Maintenir l’équilibre entre la sécurité et la participation_: le problème de la distanciation physique
Lors des dernières séances régulières et des séances d’adaptation à la pandémie qui ont suivi, il a fallu tenir compte d’un problème logistique fondamental : la plupart des assemblées législatives ne sont pas assez grandes pour permettre une distanciation suffisante entre les députés de manière à respecter les lignes directrices de la santé publique. Les législatures ellesmêmes ont dû sabrer leurs équipes d’employés. Dans certains cas, les changements ont été radicaux. Des législatures, par exemple, ont décidé de retirer les pages et de fonctionner avec un moins grand nombre de greffiers et de sténographes parlementaires qu’à la normale.
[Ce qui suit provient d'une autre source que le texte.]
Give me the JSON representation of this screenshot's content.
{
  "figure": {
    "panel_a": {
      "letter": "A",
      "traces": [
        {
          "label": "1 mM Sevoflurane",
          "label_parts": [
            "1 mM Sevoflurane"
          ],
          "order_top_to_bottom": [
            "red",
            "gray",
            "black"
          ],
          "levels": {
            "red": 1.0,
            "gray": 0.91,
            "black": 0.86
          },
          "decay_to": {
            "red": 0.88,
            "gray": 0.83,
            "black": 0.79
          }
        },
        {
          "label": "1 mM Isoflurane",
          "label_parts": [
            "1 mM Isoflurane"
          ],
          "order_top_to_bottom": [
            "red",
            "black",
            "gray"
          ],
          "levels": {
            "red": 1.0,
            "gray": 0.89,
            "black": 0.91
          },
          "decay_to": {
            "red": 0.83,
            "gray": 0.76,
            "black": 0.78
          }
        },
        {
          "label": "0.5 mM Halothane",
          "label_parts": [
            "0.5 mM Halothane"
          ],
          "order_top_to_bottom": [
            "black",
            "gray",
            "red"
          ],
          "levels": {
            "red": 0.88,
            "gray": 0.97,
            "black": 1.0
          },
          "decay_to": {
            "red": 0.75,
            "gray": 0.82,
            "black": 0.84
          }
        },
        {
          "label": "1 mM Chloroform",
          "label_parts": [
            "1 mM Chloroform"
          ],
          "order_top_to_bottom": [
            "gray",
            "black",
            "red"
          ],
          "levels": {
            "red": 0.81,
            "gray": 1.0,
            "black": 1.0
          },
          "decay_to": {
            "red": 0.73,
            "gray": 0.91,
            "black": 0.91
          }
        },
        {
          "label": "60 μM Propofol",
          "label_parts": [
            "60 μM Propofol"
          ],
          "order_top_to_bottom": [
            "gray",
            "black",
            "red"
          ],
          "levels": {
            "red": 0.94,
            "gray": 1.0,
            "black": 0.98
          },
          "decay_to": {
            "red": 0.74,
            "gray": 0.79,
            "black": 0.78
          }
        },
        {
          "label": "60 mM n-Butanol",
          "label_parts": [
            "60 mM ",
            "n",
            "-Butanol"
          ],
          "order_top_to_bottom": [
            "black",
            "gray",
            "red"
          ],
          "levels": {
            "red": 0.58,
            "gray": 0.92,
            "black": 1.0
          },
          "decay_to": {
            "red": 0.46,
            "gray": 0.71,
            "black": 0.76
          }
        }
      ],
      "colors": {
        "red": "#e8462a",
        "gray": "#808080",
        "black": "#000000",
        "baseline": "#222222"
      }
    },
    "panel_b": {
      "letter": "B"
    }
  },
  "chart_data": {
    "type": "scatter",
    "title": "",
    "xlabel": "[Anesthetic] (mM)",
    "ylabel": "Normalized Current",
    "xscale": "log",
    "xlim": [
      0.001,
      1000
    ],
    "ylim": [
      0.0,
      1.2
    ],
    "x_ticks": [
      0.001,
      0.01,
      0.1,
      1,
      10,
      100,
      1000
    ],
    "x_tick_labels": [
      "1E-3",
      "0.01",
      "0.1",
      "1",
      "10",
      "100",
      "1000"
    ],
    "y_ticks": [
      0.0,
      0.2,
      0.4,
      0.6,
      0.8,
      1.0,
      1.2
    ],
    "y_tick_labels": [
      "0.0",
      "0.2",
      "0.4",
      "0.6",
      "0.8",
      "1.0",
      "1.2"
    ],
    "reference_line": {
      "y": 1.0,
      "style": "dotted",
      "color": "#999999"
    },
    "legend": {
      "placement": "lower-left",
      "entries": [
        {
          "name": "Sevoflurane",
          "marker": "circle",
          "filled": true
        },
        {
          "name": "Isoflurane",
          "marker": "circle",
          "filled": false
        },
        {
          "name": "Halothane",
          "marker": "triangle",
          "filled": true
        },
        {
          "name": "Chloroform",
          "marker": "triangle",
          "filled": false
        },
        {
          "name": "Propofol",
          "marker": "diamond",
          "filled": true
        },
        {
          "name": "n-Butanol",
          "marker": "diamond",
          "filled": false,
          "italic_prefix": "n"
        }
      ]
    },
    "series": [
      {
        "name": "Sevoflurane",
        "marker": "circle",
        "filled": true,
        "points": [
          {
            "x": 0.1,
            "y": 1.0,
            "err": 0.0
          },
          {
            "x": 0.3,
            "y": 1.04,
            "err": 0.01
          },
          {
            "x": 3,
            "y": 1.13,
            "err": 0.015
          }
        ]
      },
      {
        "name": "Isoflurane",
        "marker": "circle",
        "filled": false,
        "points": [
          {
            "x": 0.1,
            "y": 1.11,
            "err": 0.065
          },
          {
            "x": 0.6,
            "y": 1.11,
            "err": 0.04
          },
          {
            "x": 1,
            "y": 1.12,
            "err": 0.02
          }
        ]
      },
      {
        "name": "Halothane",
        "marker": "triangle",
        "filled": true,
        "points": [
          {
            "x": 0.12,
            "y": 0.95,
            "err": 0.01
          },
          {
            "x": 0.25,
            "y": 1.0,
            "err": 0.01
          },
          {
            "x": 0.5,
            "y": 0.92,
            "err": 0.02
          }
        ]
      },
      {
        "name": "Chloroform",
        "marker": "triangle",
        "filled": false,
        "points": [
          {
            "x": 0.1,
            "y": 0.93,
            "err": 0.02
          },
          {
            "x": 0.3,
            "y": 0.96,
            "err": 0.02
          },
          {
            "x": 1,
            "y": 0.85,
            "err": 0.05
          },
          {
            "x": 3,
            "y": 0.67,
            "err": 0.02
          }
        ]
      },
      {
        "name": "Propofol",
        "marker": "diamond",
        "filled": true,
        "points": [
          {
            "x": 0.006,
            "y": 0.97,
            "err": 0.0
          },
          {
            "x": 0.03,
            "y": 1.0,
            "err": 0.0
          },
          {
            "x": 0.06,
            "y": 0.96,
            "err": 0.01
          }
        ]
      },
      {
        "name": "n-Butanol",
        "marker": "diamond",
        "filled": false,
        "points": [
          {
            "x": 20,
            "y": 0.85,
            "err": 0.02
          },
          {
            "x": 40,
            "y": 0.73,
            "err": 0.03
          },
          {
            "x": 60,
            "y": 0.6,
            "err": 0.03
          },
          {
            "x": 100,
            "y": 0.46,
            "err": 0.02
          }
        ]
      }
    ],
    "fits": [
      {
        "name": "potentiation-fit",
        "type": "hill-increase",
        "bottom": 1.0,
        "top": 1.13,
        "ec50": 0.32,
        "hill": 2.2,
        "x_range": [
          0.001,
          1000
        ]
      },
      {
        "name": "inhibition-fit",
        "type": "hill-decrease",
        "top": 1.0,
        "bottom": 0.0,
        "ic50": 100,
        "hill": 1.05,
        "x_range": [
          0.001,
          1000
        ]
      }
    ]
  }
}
La gestion de la distanciation physique entre les députés, cependant, est un problème beaucoup plus délicat.
Pour respecter les lignes directrices de distanciation physique à la fin de la session du printemps écourtée, le Yukon a instauré un nouveau plan de salle plaçant certains députés dans la tribune publique (qui avait été fermée au public). L’Assemblée législative de l’Île-du-Prince-Édouard a également réussi à accueillir tous les députés en modifiant son plan de salle. La plupart des législatures qui ont tenu des séances pendant cette période, cependant, ont fixé des limites quant au nombre de députés pouvant être présents. Les décisions à cet égard ont principalement été prises par les leaders parlementaires, mais ces derniers ont consulté les responsables de la santé publique afin de déterminer combien de députés pouvaient siéger simultanément en toute sécurité.
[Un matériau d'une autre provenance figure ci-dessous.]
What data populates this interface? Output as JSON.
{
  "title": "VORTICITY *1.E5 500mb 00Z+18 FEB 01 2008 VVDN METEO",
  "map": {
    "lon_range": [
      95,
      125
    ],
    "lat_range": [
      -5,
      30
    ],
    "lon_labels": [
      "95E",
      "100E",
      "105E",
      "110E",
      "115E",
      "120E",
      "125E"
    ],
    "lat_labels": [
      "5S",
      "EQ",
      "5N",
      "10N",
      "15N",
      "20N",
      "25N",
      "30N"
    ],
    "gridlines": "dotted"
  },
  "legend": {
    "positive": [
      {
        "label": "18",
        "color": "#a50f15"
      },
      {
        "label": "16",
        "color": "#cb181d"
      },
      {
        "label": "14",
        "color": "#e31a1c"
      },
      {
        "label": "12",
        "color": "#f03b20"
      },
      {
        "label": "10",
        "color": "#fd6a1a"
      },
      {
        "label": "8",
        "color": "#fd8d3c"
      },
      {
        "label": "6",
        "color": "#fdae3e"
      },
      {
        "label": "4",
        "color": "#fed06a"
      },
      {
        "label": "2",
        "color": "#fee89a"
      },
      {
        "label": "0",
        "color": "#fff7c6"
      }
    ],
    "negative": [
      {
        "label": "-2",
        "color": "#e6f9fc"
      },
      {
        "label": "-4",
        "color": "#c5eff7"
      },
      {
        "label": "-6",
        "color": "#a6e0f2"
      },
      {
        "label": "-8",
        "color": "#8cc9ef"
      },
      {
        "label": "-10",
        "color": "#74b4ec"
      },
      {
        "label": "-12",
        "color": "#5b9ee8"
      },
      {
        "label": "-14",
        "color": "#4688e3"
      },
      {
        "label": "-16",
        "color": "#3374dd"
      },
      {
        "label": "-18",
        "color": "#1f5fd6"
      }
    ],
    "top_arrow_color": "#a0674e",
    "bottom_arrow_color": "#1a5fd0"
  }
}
Limiter l’accès des députés aux législatures, alors qu’ils ont tous été dûment élus pour représenter leur collectivité et leurs électeurs, comptait parmi les adaptations les plus controversées auxquelles les législatures ont dû procéder. Le nombre restreint de sièges occupés devait être partagé entre les partis, ce qui a nécessité des négociations entre les leaders parlementaires. Dans la plupart des cas, un consensus a été dégagé quant à la manière de procéder (le nombre restreint de députés correspondant grosso modo à la distribution des sièges). Ce n’est toutefois pas une vérité universelle.
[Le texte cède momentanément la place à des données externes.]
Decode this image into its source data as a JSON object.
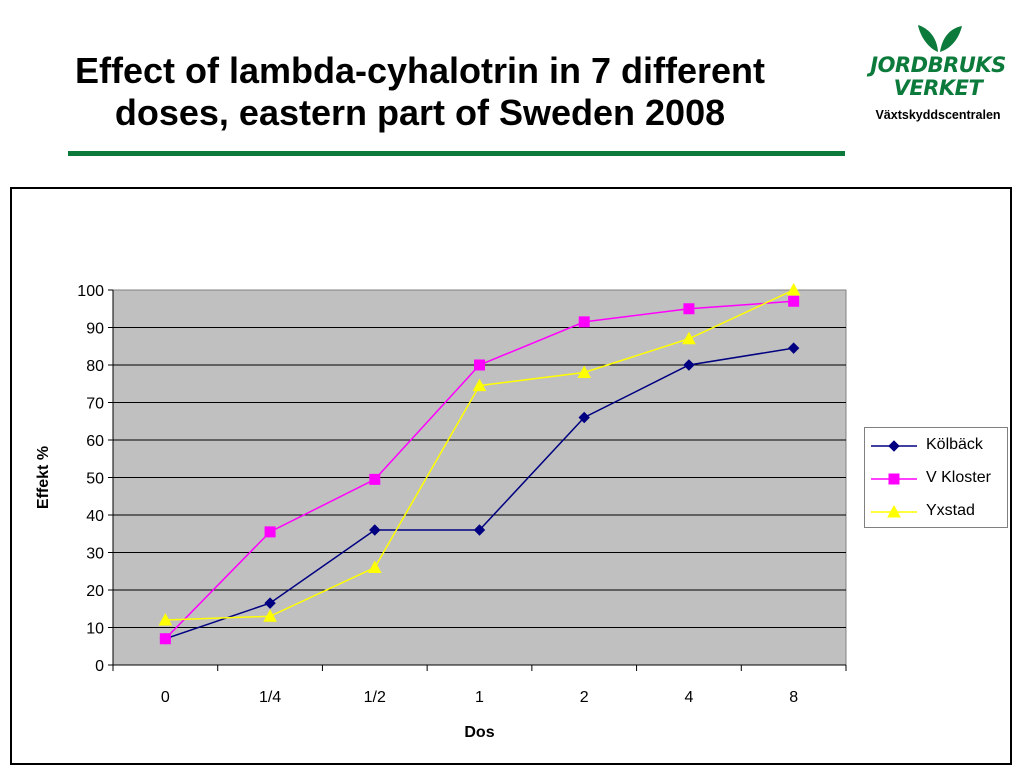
{
  "slide": {
    "title_line1": "Effect of lambda-cyhalotrin in 7 different",
    "title_line2": "doses, eastern part of Sweden 2008",
    "accent_color": "#0b7a3b"
  },
  "logo": {
    "line1": "JORDBRUKS",
    "line2": "VERKET",
    "subtitle": "Växtskyddscentralen",
    "icon": "leaves-icon"
  },
  "chart_data": {
    "type": "line",
    "categories": [
      "0",
      "1/4",
      "1/2",
      "1",
      "2",
      "4",
      "8"
    ],
    "xlabel": "Dos",
    "ylabel": "Effekt %",
    "ylim": [
      0,
      100
    ],
    "yticks": [
      0,
      10,
      20,
      30,
      40,
      50,
      60,
      70,
      80,
      90,
      100
    ],
    "grid": true,
    "plot_background": "#c0c0c0",
    "legend_position": "right",
    "series": [
      {
        "name": "Kölbäck",
        "color": "#000080",
        "marker": "diamond",
        "values": [
          7,
          16.5,
          36,
          36,
          66,
          80,
          84.5
        ]
      },
      {
        "name": "V Kloster",
        "color": "#ff00ff",
        "marker": "square",
        "values": [
          7,
          35.5,
          49.5,
          80,
          91.5,
          95,
          97
        ]
      },
      {
        "name": "Yxstad",
        "color": "#ffff00",
        "marker": "triangle",
        "values": [
          12,
          13,
          26,
          74.5,
          78,
          87,
          100
        ]
      }
    ]
  }
}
Lors de certaines séances réduites, l’opposition était légèrement surreprésentée, ce qui découlait d’une entente et ne modifiait en rien le risque d’incidence sur les travaux. En Ontario, par exemple, le gouvernement a siégé avec une majorité symbolique d’un député de plus que les partis de l’opposition combinés pendant les premières séances d’urgence d’une journée, alors qu’il détenait environ six sièges sur dix à l’Assemblée législative. En Saskatchewan, le gouvernement a siégé avec la majorité absolue (dix sièges, alors que l’opposition en comptait cinq), ce qui était tout de même moins que la majorité de sièges qu’il détient à l’Assemblée législative. Certains arrangements étaient plus complexes. À l’Assemblée nationale du Québec, par exemple, une motion a été adoptée afin d’établir une répartition proportionnelle des députés lors de la plupart des délibérations en chambre, et d’autres dispositions ont été prises pour la période des questions, au cours de laquelle les partis de l’opposition ont gagné des députés aux dépens de ceux du gouvernement.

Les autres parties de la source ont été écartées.